I took her out and showed her. Somehow, it seemed easier. The kitten had made damp-fur-art in the ash dust of the upturned lid. It was a sunny day and it looked a bit happier on the warming metal.

“Oh the poor thing! Where did you find it?”

And, after that, everything was better. In fact, I got a bit carried away after I found out that Mum was okay about me saving the kitten. Always a fan of James Herriot’s books, I now felt that that kitten had to be rushed urgently to a vet to be fully checked over. Mum didn’t agree. The cat seemed fine and vet’s bills were very expensive.

When Granny came to the house in the afternoon, as she always seemed to do, she said she knew of a woman on her street who had her eye out for a new cat, her old one having sadly passed away. Granny took the kitten home with her in her straw shopping bag. I had a bet with myself that there would be some wee in there when she got home.

Granny’s neighbour took in the kitten and (this is true) for years after I would often see the sleek cat patrolling around her adopted street, wafting in and out of a nettle patch, eyeing me curiously. 

The cat survived, and had a long life. All on account of me.

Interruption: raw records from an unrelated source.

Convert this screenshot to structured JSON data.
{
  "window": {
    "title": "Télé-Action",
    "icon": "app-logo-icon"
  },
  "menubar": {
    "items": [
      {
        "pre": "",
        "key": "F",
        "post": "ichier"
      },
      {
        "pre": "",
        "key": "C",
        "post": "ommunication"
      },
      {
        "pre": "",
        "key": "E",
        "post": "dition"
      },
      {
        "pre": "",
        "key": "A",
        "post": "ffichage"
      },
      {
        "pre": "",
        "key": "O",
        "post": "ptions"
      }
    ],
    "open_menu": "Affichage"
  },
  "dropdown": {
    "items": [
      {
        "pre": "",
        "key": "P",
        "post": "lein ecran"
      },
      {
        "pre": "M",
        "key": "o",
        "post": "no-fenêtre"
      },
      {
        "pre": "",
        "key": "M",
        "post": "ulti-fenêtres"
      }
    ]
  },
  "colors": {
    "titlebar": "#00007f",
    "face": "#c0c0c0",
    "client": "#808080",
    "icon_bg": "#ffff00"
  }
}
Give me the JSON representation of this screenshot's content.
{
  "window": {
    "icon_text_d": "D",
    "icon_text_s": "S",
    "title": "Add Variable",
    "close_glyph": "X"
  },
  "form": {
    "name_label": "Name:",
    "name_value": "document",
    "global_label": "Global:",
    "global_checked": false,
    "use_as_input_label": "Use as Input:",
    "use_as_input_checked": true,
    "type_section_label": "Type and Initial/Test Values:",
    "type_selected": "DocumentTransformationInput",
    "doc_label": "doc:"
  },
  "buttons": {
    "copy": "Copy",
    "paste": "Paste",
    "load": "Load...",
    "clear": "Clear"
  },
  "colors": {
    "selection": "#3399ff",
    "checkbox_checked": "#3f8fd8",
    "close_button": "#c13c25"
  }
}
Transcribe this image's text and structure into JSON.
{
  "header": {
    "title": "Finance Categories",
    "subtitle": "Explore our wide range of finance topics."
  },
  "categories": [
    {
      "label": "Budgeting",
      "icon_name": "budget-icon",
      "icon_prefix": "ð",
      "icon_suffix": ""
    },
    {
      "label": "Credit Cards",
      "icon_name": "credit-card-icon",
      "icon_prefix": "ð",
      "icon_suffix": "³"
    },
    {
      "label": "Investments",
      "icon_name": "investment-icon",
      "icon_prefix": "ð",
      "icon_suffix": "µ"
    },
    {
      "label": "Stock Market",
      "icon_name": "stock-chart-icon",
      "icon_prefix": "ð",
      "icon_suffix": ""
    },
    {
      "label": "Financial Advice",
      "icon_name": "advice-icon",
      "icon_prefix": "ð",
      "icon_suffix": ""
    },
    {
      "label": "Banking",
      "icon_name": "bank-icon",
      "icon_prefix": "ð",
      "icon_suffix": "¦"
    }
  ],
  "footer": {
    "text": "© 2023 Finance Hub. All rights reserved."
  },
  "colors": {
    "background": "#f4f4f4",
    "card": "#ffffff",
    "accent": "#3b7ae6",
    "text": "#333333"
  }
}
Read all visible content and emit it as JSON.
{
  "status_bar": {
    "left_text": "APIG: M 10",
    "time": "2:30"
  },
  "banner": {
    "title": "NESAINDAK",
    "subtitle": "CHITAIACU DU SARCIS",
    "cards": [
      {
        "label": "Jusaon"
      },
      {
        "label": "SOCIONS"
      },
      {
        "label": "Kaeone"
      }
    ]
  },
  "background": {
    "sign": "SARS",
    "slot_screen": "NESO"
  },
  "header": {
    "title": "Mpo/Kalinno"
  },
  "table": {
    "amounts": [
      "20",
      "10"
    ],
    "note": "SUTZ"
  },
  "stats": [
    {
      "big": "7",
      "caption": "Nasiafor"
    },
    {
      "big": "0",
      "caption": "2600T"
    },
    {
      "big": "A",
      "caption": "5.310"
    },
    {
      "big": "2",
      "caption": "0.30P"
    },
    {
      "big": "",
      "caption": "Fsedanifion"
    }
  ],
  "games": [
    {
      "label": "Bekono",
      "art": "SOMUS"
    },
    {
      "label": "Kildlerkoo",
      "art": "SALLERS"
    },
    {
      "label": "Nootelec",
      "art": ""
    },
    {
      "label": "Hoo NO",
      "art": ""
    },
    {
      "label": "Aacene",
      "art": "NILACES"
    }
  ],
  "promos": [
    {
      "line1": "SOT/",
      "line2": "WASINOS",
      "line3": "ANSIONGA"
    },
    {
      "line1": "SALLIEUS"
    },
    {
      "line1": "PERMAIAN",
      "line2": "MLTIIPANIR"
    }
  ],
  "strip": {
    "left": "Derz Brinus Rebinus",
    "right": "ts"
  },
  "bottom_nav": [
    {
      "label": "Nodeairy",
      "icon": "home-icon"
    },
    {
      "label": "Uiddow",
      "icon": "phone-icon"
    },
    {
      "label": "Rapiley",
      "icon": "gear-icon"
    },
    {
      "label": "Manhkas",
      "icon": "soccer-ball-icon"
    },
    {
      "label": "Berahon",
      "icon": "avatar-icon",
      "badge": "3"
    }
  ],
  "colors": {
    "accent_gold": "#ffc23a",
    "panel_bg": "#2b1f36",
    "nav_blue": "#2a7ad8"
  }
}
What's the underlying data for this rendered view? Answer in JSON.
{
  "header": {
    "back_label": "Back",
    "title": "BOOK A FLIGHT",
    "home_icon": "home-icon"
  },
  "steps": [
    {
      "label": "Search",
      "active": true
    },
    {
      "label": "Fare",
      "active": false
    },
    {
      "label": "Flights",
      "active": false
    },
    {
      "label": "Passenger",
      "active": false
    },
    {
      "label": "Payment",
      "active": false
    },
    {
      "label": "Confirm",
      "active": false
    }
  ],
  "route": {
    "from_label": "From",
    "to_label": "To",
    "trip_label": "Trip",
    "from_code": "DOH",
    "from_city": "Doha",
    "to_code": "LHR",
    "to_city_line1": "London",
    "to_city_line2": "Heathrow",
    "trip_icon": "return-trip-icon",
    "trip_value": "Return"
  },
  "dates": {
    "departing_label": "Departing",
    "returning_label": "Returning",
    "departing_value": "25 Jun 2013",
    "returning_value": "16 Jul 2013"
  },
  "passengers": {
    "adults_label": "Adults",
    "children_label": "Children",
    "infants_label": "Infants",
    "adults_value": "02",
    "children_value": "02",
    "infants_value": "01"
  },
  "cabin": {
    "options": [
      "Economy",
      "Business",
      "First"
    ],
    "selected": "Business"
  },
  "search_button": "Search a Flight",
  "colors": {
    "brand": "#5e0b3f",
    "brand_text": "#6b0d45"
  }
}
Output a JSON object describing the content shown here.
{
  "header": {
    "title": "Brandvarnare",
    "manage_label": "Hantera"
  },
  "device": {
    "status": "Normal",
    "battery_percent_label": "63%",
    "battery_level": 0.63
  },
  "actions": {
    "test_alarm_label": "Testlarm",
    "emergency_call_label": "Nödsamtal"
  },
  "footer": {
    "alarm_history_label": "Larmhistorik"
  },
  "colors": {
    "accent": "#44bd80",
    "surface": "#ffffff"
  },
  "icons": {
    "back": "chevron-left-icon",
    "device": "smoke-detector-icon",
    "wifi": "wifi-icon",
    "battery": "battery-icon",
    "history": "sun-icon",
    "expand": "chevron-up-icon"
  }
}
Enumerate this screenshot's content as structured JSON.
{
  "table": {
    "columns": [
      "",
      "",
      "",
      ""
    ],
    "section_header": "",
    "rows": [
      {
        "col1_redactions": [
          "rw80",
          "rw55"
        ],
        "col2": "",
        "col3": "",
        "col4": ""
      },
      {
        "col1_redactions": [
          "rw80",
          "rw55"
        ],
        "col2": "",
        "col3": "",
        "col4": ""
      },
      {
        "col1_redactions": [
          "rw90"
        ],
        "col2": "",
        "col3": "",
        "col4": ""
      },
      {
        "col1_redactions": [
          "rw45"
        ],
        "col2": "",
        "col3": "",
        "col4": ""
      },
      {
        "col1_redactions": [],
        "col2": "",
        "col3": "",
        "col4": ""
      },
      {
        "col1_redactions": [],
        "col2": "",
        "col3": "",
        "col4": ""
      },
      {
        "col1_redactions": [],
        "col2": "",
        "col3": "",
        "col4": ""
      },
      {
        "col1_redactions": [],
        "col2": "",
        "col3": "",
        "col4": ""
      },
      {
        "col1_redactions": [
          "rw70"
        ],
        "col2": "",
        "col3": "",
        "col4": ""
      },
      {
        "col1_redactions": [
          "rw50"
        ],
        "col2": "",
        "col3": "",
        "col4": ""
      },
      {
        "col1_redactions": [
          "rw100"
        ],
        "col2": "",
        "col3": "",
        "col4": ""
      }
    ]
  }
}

The other day, I was driving along and this memory assailed me out of nowhere. I hadn’t really thought of it in years. It made me smile and it made me a lot happier than I had been before I thought of it. 

That’s the point. Sometimes you do a good thing and you might think it’s a self-sacrificing, difficult, thing you have just done. But it almost never is. Every little extra good deed we do goes into a subliminal memory bank to make us feel better about ourselves. Someday, perhaps when you least expect it, the memory of one of your good deeds will pop up and remind you that you are, in fact, quite a good and valuable person.

Don’t take my word for it.

Go. Do. 

3 comments:

Serena Fitzgerald said...

I like this Ken x

Jim Murdoch said...

Well, bringing a cat home would never have been an issue. My mum would’ve accepted any stray animal. In fact it’s true to say she got on better with animals than humans. We brought injured birds home and they got cared for but usually died. A dog followed us home from the industrial estate once but dad saw him off. I never understood why he had to be so cruel. He never hurt it but he did chase him away. Now I’m older and know all about what happened to Butch and his vow never to have another dog I get it but all that does is make me realise how stupid vows are. My dad’s the only person I’ve known to make a vow. Everyone else makes (and breaks) promises but my dad made vows and stood by them. As for throwing kittens in a pond to drown… Just don’t get me started. I abhor that kind of cruelty.

another random blogger said...

When I was 5 or 6 the boy next door brought home a kitten that was almost drowned. His cat didn't like the intruder so we ended up with it - the cat lived to be 21 years old!